Just as adaptive research requires up-to-date, accurate data, it also requires managers who are willing to act on the data. Greater efficiency in an adaptive study is the result of active managers making timely, informed decisions and directing specific changes. Such managers will relish the opportunity to make decisions that improve operations. For them, adaptive research is a godsend – an exhilarating liberation from the paradoxical combination of facing responsibility for a study but having very little control while awaiting the outcome. For personalities who prefer to wait and see what fate has in store for their projects, adaptive research may require a change in roles.
An Industry Perspective on Adaptive Research
Although the pharmaceutical industry is one of the most successful and advanced in human history, clinical trials today share characteristics with practices that other industries abandoned as obsolete decades ago. As noted above, traditional clinical trials are run in some respects like a craft. In other respects, typical trials resemble the outdated manufacturing operations that used to keep enormous batches of parts on hand until they were needed to make a car months later. Just-in-time inventories and modern supply – chain management have long since replaced these inefficient batch operations in manufacturing. However, most of today’s clinical trials are still hoarding batches of data for later input, validation or analysis.

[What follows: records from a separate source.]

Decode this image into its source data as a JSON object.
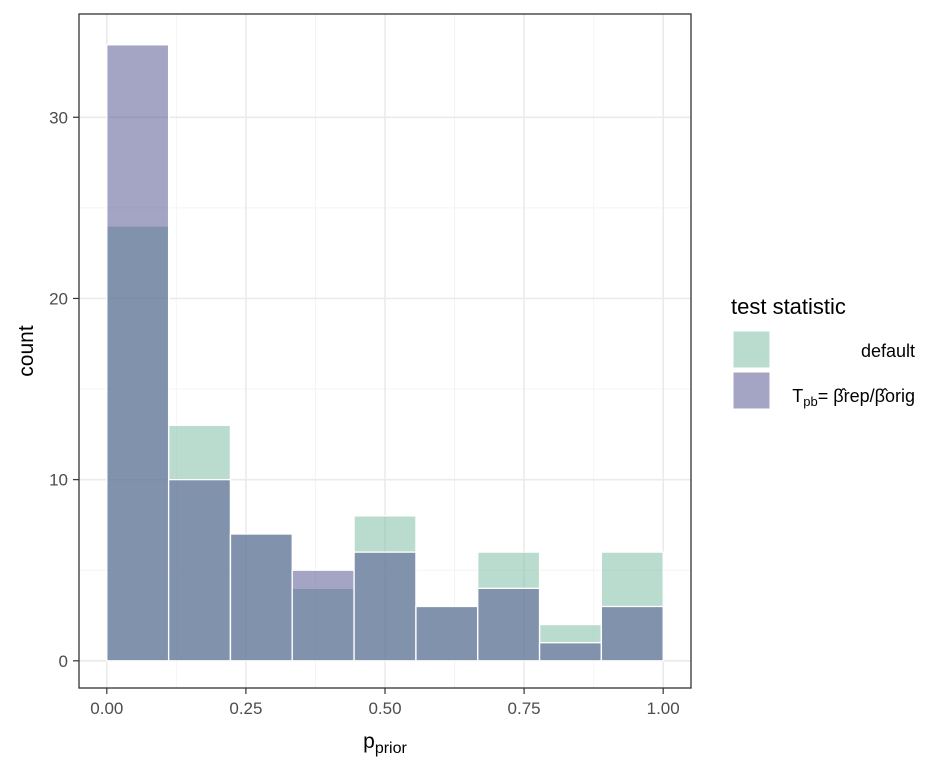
{
  "chart_data": {
    "type": "bar",
    "subtype": "overlaid-histogram",
    "xlabel": "p",
    "xlabel_subscript": "prior",
    "ylabel": "count",
    "xlim": [
      -0.05,
      1.05
    ],
    "ylim": [
      -1.5,
      35.7
    ],
    "x_ticks": [
      0.0,
      0.25,
      0.5,
      0.75,
      1.0
    ],
    "x_tick_labels": [
      "0.00",
      "0.25",
      "0.50",
      "0.75",
      "1.00"
    ],
    "y_ticks": [
      0,
      10,
      20,
      30
    ],
    "y_tick_labels": [
      "0",
      "10",
      "20",
      "30"
    ],
    "bins": [
      {
        "x0": 0.0,
        "x1": 0.1111
      },
      {
        "x0": 0.1111,
        "x1": 0.2222
      },
      {
        "x0": 0.2222,
        "x1": 0.3333
      },
      {
        "x0": 0.3333,
        "x1": 0.4444
      },
      {
        "x0": 0.4444,
        "x1": 0.5556
      },
      {
        "x0": 0.5556,
        "x1": 0.6667
      },
      {
        "x0": 0.6667,
        "x1": 0.7778
      },
      {
        "x0": 0.7778,
        "x1": 0.8889
      },
      {
        "x0": 0.8889,
        "x1": 1.0
      }
    ],
    "series": [
      {
        "name": "default",
        "color": "#7fbfa8",
        "opacity": 0.55,
        "values": [
          24,
          13,
          7,
          4,
          8,
          3,
          6,
          2,
          6
        ]
      },
      {
        "name": "T_pb = β̂_rep/β̂_orig",
        "color": "#4a4a8a",
        "opacity": 0.5,
        "values": [
          34,
          10,
          7,
          5,
          6,
          3,
          4,
          1,
          3
        ]
      }
    ],
    "grid": true,
    "legend": {
      "title": "test statistic",
      "position": "right",
      "entries": [
        {
          "label": "default"
        },
        {
          "label_main": "T",
          "label_sub": "pb",
          "label_formula": "= β̂rep/β̂orig"
        }
      ]
    }
  },
  "colors": {
    "panel_border": "#333333",
    "grid_major": "#ebebeb",
    "grid_minor": "#f4f4f4",
    "bar_outline": "#ffffff"
  }
}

What is hidden away in these hoarded batches is the knowledge required to manage the study properly.
Rather than modelling historical practices, adaptive research tries to use the best available practices and tools to meet the objectives of clinical research in an optimal way. Work must be organised around efficient, precisely defined processes rather than the varied individual work styles of a 19th century craft. The notion of leaving data hidden away in batches is rejected out of hand.
In essence, adaptive research is about using continually updated information to support timely decisions that optimise a critical business process. That describes nothing more or less than the standard way of managing a modern business. Viewed in this light, the move to adaptive research is not a risky leap into an uncertain future. It is overdue modernisation of a critical process on which the pharmaceutical industry and the world’s healthcare systems depend. What is more, the transition to adaptive research will be easier than many believe. Other industries – and other parts of the pharmaceutical industry such as distribution and manufacturing – have long since developed and refined very similar processes. For clinical research, the time to modernise has come.